Les États-Unis, quant à eux, ont largement échoué à proposer des alternatives viables au crédit chinois bon marché, ont déclaré les responsables.

"La Chine est un partenaire important", a déclaré à Reuters le ministre des Finances de la République démocratique du Congo, Nicolas Kazadi. "Il est clairement démontré qu'il n'est pas facile de mobiliser les investisseurs américains."

Un haut fonctionnaire du Trésor américain a déclaré que les États-Unis étaient depuis longtemps engagés en Afrique, finançant des travaux de lutte contre le VIH et travaillant sur d'autres questions de santé. "Nous n'en parlons pas souvent.

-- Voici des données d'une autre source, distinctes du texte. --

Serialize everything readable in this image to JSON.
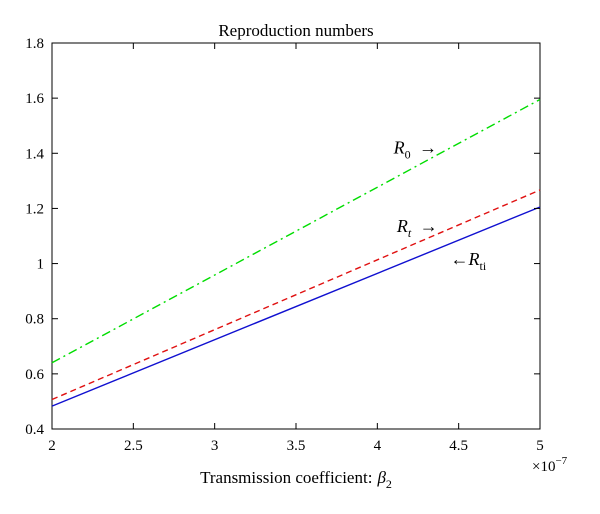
{
  "chart_data": {
    "type": "line",
    "title": "Reproduction numbers",
    "xlabel": "Transmission coefficient:",
    "xlabel_symbol": "β",
    "xlabel_subscript": "2",
    "ylabel": "",
    "x_multiplier": {
      "base": "×10",
      "exponent": "−7"
    },
    "xlim": [
      2,
      5
    ],
    "ylim": [
      0.4,
      1.8
    ],
    "x_ticks": [
      2,
      2.5,
      3,
      3.5,
      4,
      4.5,
      5
    ],
    "x_tick_labels": [
      "2",
      "2.5",
      "3",
      "3.5",
      "4",
      "4.5",
      "5"
    ],
    "y_ticks": [
      0.4,
      0.6,
      0.8,
      1.0,
      1.2,
      1.4,
      1.6,
      1.8
    ],
    "y_tick_labels": [
      "0.4",
      "0.6",
      "0.8",
      "1",
      "1.2",
      "1.4",
      "1.6",
      "1.8"
    ],
    "grid": false,
    "series": [
      {
        "x": [
          2,
          5
        ],
        "y": [
          0.64,
          1.595
        ],
        "color": "#00dd00",
        "dash": "dash-dot"
      },
      {
        "x": [
          2,
          5
        ],
        "y": [
          0.507,
          1.267
        ],
        "color": "#e01010",
        "dash": "dashed"
      },
      {
        "x": [
          2,
          5
        ],
        "y": [
          0.483,
          1.205
        ],
        "color": "#1010d0",
        "dash": "solid"
      }
    ],
    "annotations": [
      {
        "symbol": "R",
        "subscript": "0",
        "arrow": "→",
        "arrow_side": "right",
        "x": 4.1,
        "y": 1.4
      },
      {
        "symbol": "R",
        "subscript": "t",
        "arrow": "→",
        "arrow_side": "right",
        "x": 4.12,
        "y": 1.115
      },
      {
        "symbol": "R",
        "subscript": "ti",
        "arrow": "←",
        "arrow_side": "left",
        "x": 4.45,
        "y": 0.995
      }
    ]
  }
}
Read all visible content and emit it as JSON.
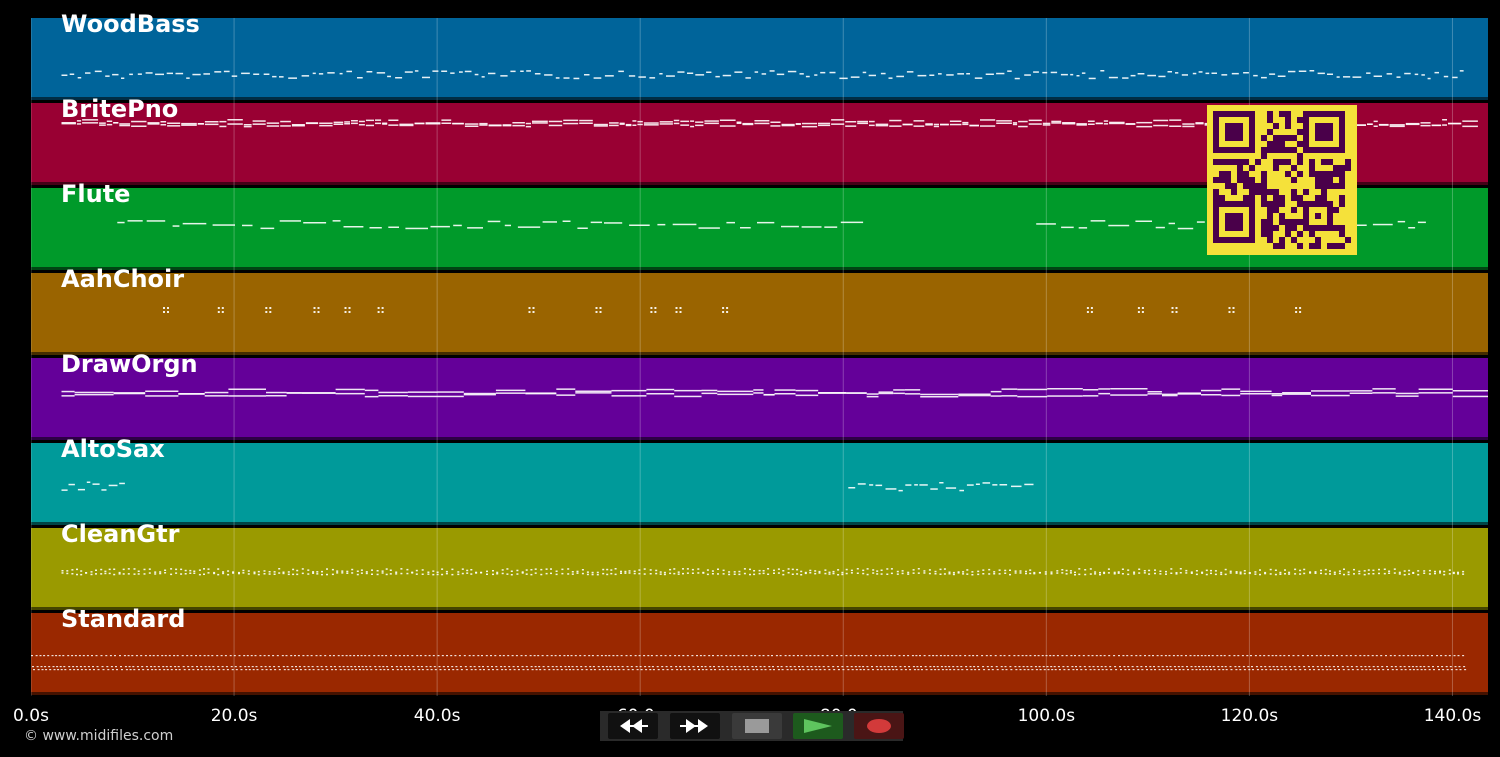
{
  "timeline": {
    "max_seconds": 143.5,
    "ticks": [
      "0.0s",
      "20.0s",
      "40.0s",
      "60.0s",
      "80.0s",
      "100.0s",
      "120.0s",
      "140.0s"
    ],
    "tick_values": [
      0,
      20,
      40,
      60,
      80,
      100,
      120,
      140
    ]
  },
  "tracks": [
    {
      "name": "WoodBass",
      "color": "#00649a",
      "pattern": "bass",
      "segments": [
        [
          3,
          141
        ]
      ]
    },
    {
      "name": "BritePno",
      "color": "#990033",
      "pattern": "piano",
      "segments": [
        [
          3,
          141
        ]
      ]
    },
    {
      "name": "Flute",
      "color": "#009a2a",
      "pattern": "flute",
      "segments": [
        [
          8.5,
          81
        ],
        [
          99,
          137.5
        ]
      ]
    },
    {
      "name": "AahChoir",
      "color": "#9a6400",
      "pattern": "choir",
      "segments": [
        [
          13,
          36
        ],
        [
          49,
          72
        ],
        [
          104,
          127
        ]
      ]
    },
    {
      "name": "DrawOrgn",
      "color": "#640099",
      "pattern": "organ",
      "segments": [
        [
          3,
          141
        ]
      ]
    },
    {
      "name": "AltoSax",
      "color": "#009a9a",
      "pattern": "sax",
      "segments": [
        [
          3,
          9
        ],
        [
          80.5,
          99
        ]
      ]
    },
    {
      "name": "CleanGtr",
      "color": "#9a9a00",
      "pattern": "guitar",
      "segments": [
        [
          3,
          141
        ]
      ]
    },
    {
      "name": "Standard",
      "color": "#9a2800",
      "pattern": "drums",
      "segments": [
        [
          0,
          141
        ]
      ]
    }
  ],
  "copyright": "© www.midifiles.com",
  "transport": {
    "rewind_icon": "rewind-icon",
    "fast_forward_icon": "fast-forward-icon",
    "stop_icon": "stop-icon",
    "play_icon": "play-icon",
    "record_icon": "record-icon"
  },
  "qr_code": "qr-code-icon",
  "colors": {
    "qr_fg": "#4a004a",
    "qr_bg": "#f5e13a",
    "play": "#5ec45e",
    "record": "#d23a3a",
    "stop": "#9a9a9a"
  }
}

Cela ne porte pas le nom de ponts ou d'autoroutes ... mais si vous pensez simplement aux vies sauvées - on estime à 25 millions le nombre de vies sauvées grâce à notre engagement (dans la lutte contre le sida) - c'est réel."

LE CONFLIT RUSSE

Les pays africains ont largement rejeté la pression exercée par les États-Unis pour qu'ils prennent parti dans le conflit russo-ukrainien, certains d'entre eux citant le soutien apporté par Moscou à leurs mouvements de libération à l'époque coloniale.

La Russie a bloqué les exportations de céréales ukrainiennes, faisant grimper l'inflation alimentaire et aggravant l'une des pires crises alimentaires de l'histoire de l'Afrique, notent les responsables américains.

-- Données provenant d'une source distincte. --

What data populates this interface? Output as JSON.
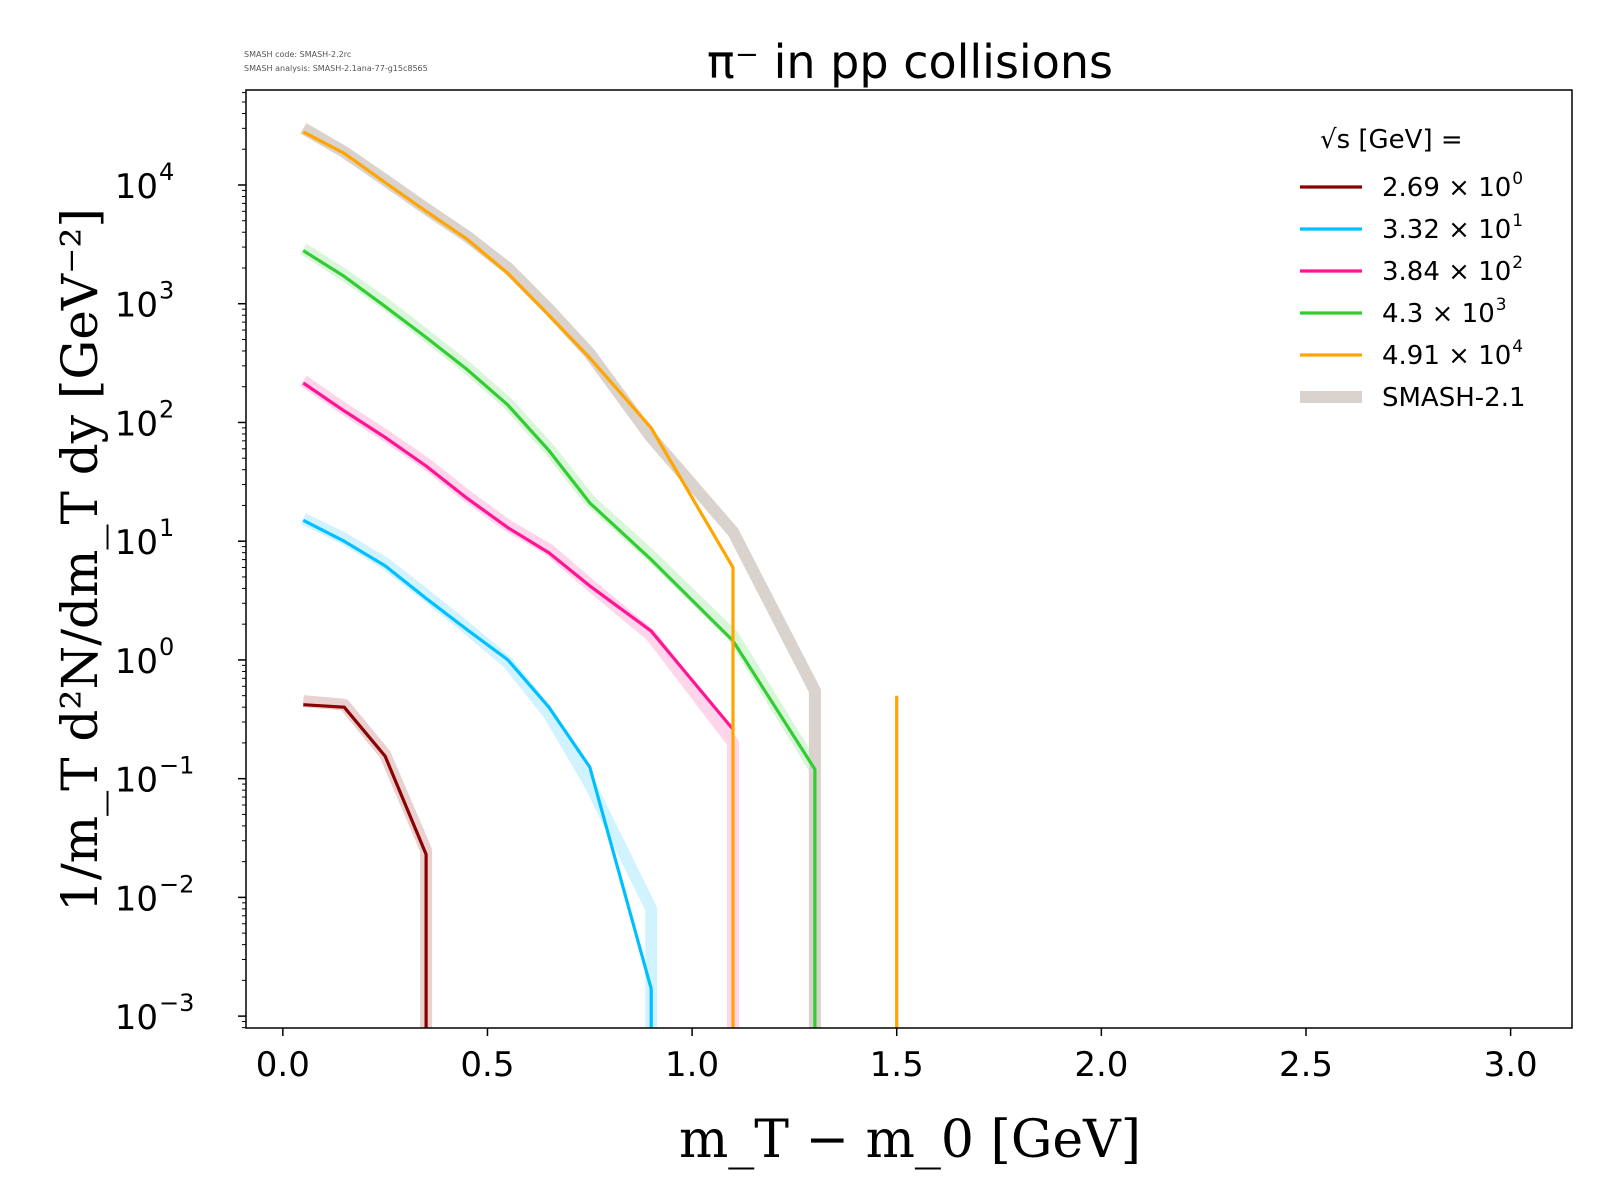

Vendredi, Mme Yellen a déclaré au Sénégal que la guerre nuisait à l'économie du continent et qu'un plafonnement des prix du pétrole brut et des produits raffinés russes sous l'égide du Groupe des Sept pourrait permettre aux pays africains d'économiser 6 milliards de dollars par an.

Lundi, cependant, l'Afrique du Sud a accueilli une visite du ministre russe des Affaires étrangères, Sergei Lavrov, et a défendu sa décision d'organiser des exercices navals conjoints avec la Russie et la Chine au large de sa côte est le mois prochain - un jour avant l'arrivée de Mme Yellen.

"Tous les pays effectuent des exercices militaires avec leurs amis dans le monde entier", a déclaré aux journalistes le ministre sud-africain des Affaires étrangères, Naledi Pandor, aux côtés de Lavrov.

Washington, Pékin et Moscou courtisent tous les pays africains avec leurs propres intérêts en tête, affirment les experts en politique étrangère, dont Ebrahim Rasool, ancien ambassadeur d'Afrique du Sud aux États-Unis. Les dirigeants africains, qui espèrent une plus grande représentation dans des organes comme le G20 et le Conseil de sécurité de l'ONU, peuvent également jouer ce jeu.

"Les États-Unis ont parfois de bonnes intentions et organisent des réunions, mais pas toujours le suivi nécessaire", a déclaré M. Rasool, ajoutant que la Russie et la Chine sont parfois nécessaires pour inciter les États-Unis à agir.